Amadeus est celui qui aime dieu.

Oui, c'est encore aller à contresens de tes amours païennes... De ta vie sans maitre. Je l'ai fait baptiser.

Il regarde les deux visages qui se font face, les plis consciencieux de l'enfant concentré et sévère sur l'entrelacs de la tresse brune. La ressemblance est évidente. Elle lui parait soudain grotesque. Comment Isaure pouvait-elle imaginer qu'Amadeus-Foulques Kenan Von Frayner était de son sang? De la moindre de ses chairs ? Comment pouvait-elle ne serait-ce qu'assimiler son odeur enfantine à son fait? Pour des yeux bleus, une mère s'inventerait le monde...! Pour aimer... Pour aimer un enfant!... Une mère enfanterait sa tombe. Amadeus a les cheveux noirs, du reste, il est tout Anaon. Ses jeunes jours surannés. La crédulité d'Isaure en vérité n'existe pas. Ne demeure que la folie de Judas, pour cet échange contre-nature le soir de sa naissance. Et maintenant que tout est scellé, que reste-t-il a léguer à la vérité? Il se heurte à ses yeux qui le cherchent. Toujours déroutent et désarçonnent son apparente maitrise. Que reste-il à te léguer Anaon...

Il a emporté avec lui son avenir, ce soir trop solennel. Comme un objet précieux, dérobé dans son écrin à peine ouvert. Il fouille le cobalt comme attendant de lui une vérité divine, une marche à suivre. Pour la première fois depuis longtemps, Frayner se sent désemparé. Maintenant qu'il avait obtenu, qu'attendait-il ? Qu'espérait-il de l'avenir? Qu'espérait-il qu'elle espère... De l'avenir. Les grands traits brouillons revinrent entacher le tableau. Les infinis indissolubles. Elle n'avait jamais voulu être sa maitresse, il n'avait jamais donné assez. Sa remarque sur le lieu de naissance du petit le tira des bras de ses vieux démons. Il plissa les yeux sur la fenêtre de leur chambre. Cette fameuse fenêtre.


***
"- C'est aussi mon enfant, regarde, il a des cheveux plus noirs que tout... Il est si... Beau.

L'homme se déraidit, il retrouve le giron d'Anaon et s'assoit au bord de la paillasse à ses cotés sans pour autant lui restituer l'objet de tous les désirs.

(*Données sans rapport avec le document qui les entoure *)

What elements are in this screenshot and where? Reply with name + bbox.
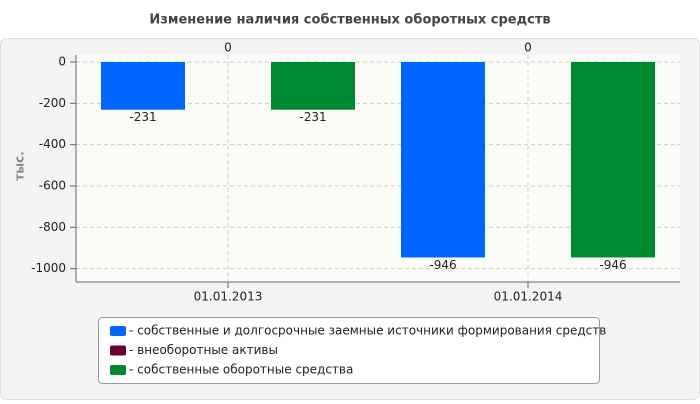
legend-label: - собственные оборотные средства [129, 363, 353, 377]
legend-label: - собственные и долгосрочные заемные ист… [129, 324, 606, 338]
bar [401, 62, 485, 258]
y-tick-label: -1000 [31, 261, 66, 275]
value-label: -231 [129, 110, 156, 124]
bar [571, 62, 655, 258]
legend-swatch [110, 326, 126, 336]
bar [271, 62, 355, 110]
value-label: -946 [429, 258, 456, 272]
y-tick-label: -400 [39, 137, 66, 151]
y-tick-label: -800 [39, 220, 66, 234]
value-label: -231 [299, 110, 326, 124]
legend-swatch [110, 345, 126, 356]
y-tick-label: -200 [39, 96, 66, 110]
value-label: -946 [599, 258, 626, 272]
legend [98, 317, 600, 384]
x-tick-label: 01.01.2013 [194, 290, 263, 304]
bar [101, 62, 185, 110]
value-label: 0 [224, 41, 232, 55]
chart-title: Изменение наличия собственных оборотных … [149, 13, 550, 28]
y-tick-label: -600 [39, 178, 66, 192]
y-tick-label: 0 [58, 55, 66, 69]
value-label: 0 [524, 41, 532, 55]
legend-label: - внеоборотные активы [129, 343, 278, 357]
x-tick-label: 01.01.2014 [494, 290, 563, 304]
y-axis-label: тыс. [13, 151, 27, 180]
legend-swatch [110, 365, 126, 375]
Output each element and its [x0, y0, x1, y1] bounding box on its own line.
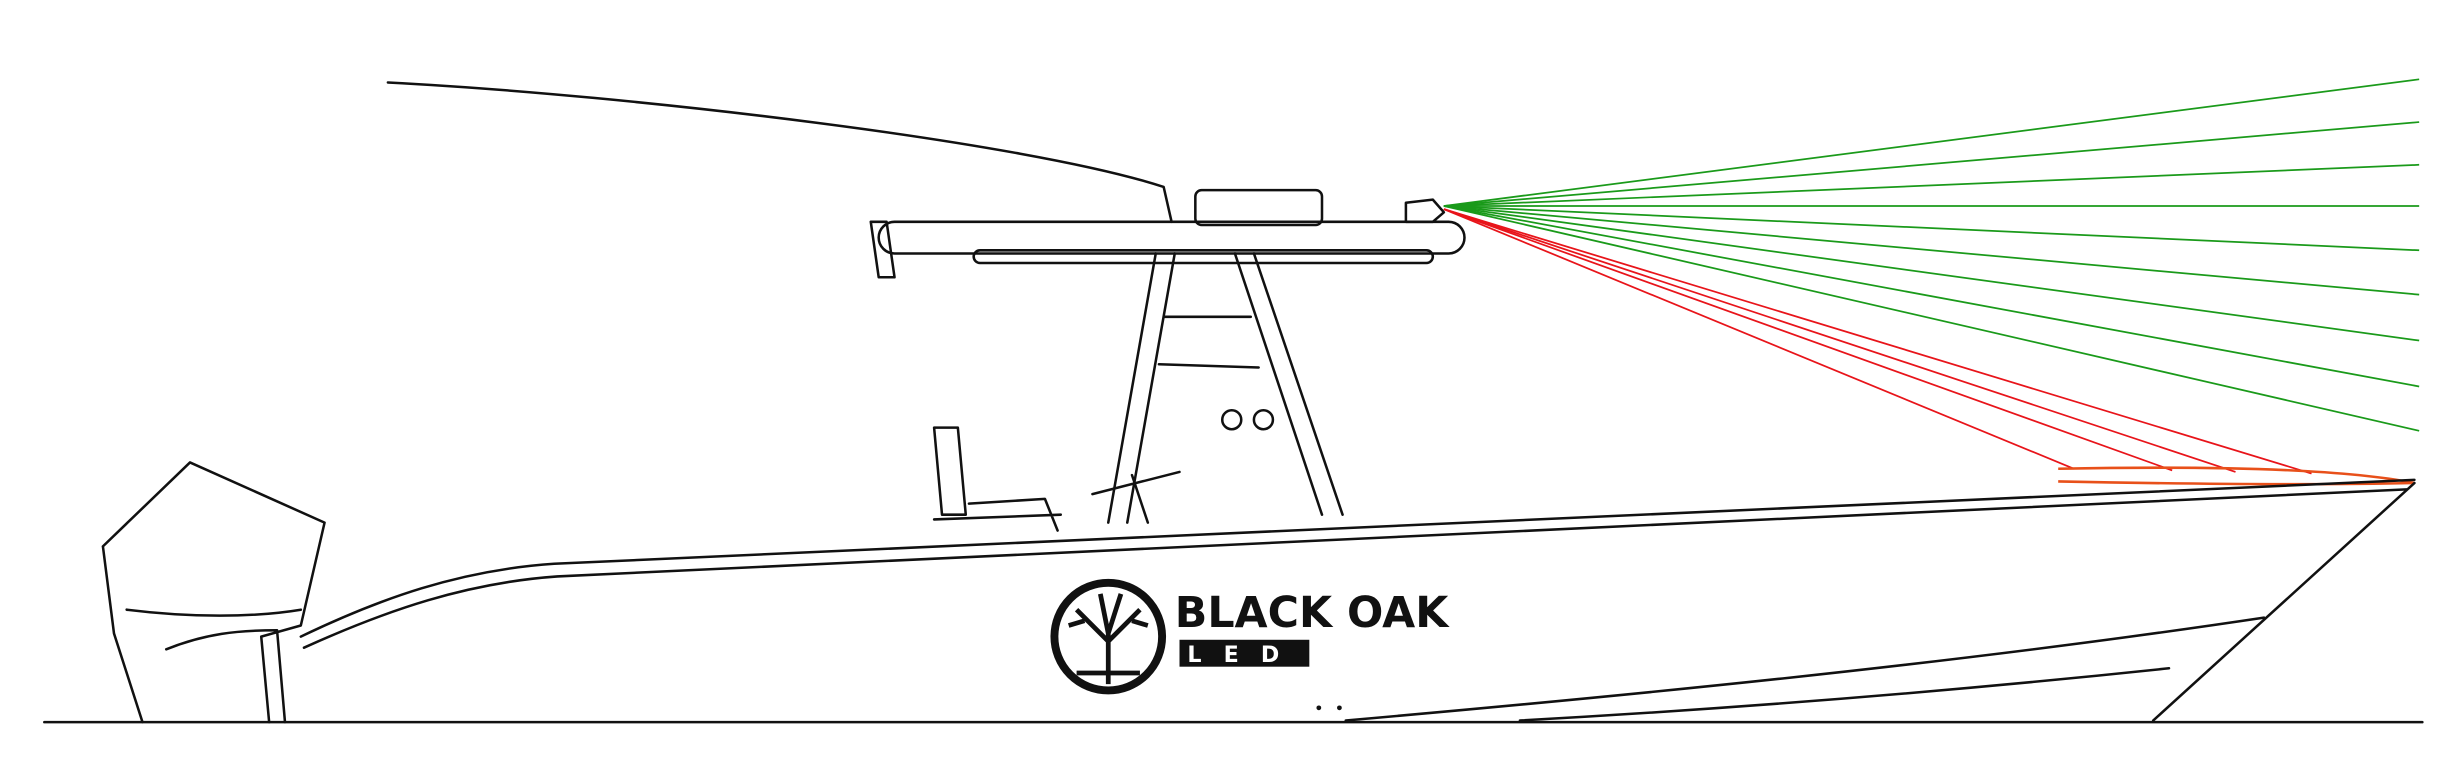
t-top-rail	[972, 249, 1435, 265]
t-top	[877, 220, 1466, 255]
green-ray	[1443, 205, 2420, 252]
grab-ring	[1252, 408, 1275, 431]
antenna	[386, 81, 1173, 224]
speaker	[869, 220, 896, 279]
boat	[43, 81, 2424, 724]
green-ray	[1443, 205, 2420, 432]
dot	[1337, 705, 1342, 711]
logo-tree	[1067, 593, 1149, 685]
light-beams	[1443, 78, 2420, 486]
green-ray	[1443, 205, 2420, 388]
logo: BLACK OAK LED	[1050, 578, 1450, 695]
green-ray	[1443, 121, 2420, 207]
green-ray	[1443, 78, 2420, 207]
red-ray	[1443, 208, 2173, 472]
green-ray	[1443, 205, 2420, 342]
leaning-post	[932, 426, 1063, 532]
green-ray	[1443, 163, 2420, 207]
brand-name: BLACK OAK	[1175, 588, 1450, 638]
red-ray	[1443, 208, 2075, 470]
console-rail	[1091, 470, 1181, 524]
hull-chine	[1344, 616, 2266, 722]
green-ray	[1443, 205, 2420, 296]
grab-ring	[1220, 408, 1243, 431]
bow	[2151, 481, 2416, 722]
rub-rail	[302, 488, 2408, 649]
product-badge	[1179, 639, 1310, 667]
sheer-line	[299, 478, 2416, 638]
electronics-box	[1194, 188, 1324, 227]
product-name: LED	[1187, 642, 1301, 668]
dot	[1316, 705, 1322, 711]
red-ray	[1443, 208, 2312, 475]
nav-light	[1404, 198, 1446, 224]
red-ray	[1443, 208, 2236, 473]
hull-strake	[1518, 667, 2171, 722]
outboard-engine	[101, 461, 326, 724]
logo-tree-badge	[1050, 578, 1167, 695]
t-top-frame	[1106, 252, 1344, 524]
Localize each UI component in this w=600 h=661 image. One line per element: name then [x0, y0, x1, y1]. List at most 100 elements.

- Ce ne sera jamais l'enfant d'Isaure non, nous le saurons... Elle a donné naissance à une fille, qu'elle m'a donnée morte. J'imagine que c'est pour la punir de cet affreux cadeau que le Très Haut la laisse moribonde... Elle était sans doute trop jeune pour enfanter. Demain je me lèverai peut-être veuf, entends- tu? Seul et vieux, mon fils unique diable sait où, chez les hérétiques, touché par une épidémie ou pendu par des soldats pour être né au mauvais moment, au mauvais endroit.


La conclusion est teintée d'altruisme, pourtant malgré lui, machinalement Judas parle en son nom:

- Personne ne mérite cela.

Les doigts nervurés de veines masculines viennent effleurer la lèvre enfantine qui par réflexe cherche un rassasiant téton en l'index paternel. Surpris, le seigneur laisse faire, attendri par ce qu'il croit prouesse alors que n'est que naturelle manifestation. Le visage se tourne vers la balafrée, il renchérit, fervent.

- Laisse moi l'élever, laisse moi en faire un noble rejeton au pain blanc, tu sais bien que je lui offrirai tout...!

Tout ce que tu ne pourras jamais lui offrir. Tout et plus encore, jusqu'à une mère de substitution.

- Tu le verras, je te le promet. Tu le verras grandir et te ressembler, laisse moi lui donner une vie sans déshonneur...

Car déshonneur secret n'existe plus. Et qui lave le déshonneur de qui? Déjà il prend la courtepointe qui choit sur la couche de l'amante, cet enfant c'est le sien et jamais il ne laissera les bruits de couloir du nivernais colporter son infortune , son épouse mal-enfantante qui n'est bonne qu'à parader en société, son union infructueuse aux tristes récoltes.

Allez Roide, ne rend pas les choses plus difficiles qu'elles ne le sont... Le nouveau né est couvert soigneusement, précautionneusement le duvet brun de son crâne est offert à portée des lèvres maternelles. Dehors c'est la tempête.


***

C'est sûr... En Anjou le printemps avait tardé à arriver.

Veux tu entrer? Il n'y a personne.

Même plus mon âme.

Et puis j'ai froid. Regarde moi.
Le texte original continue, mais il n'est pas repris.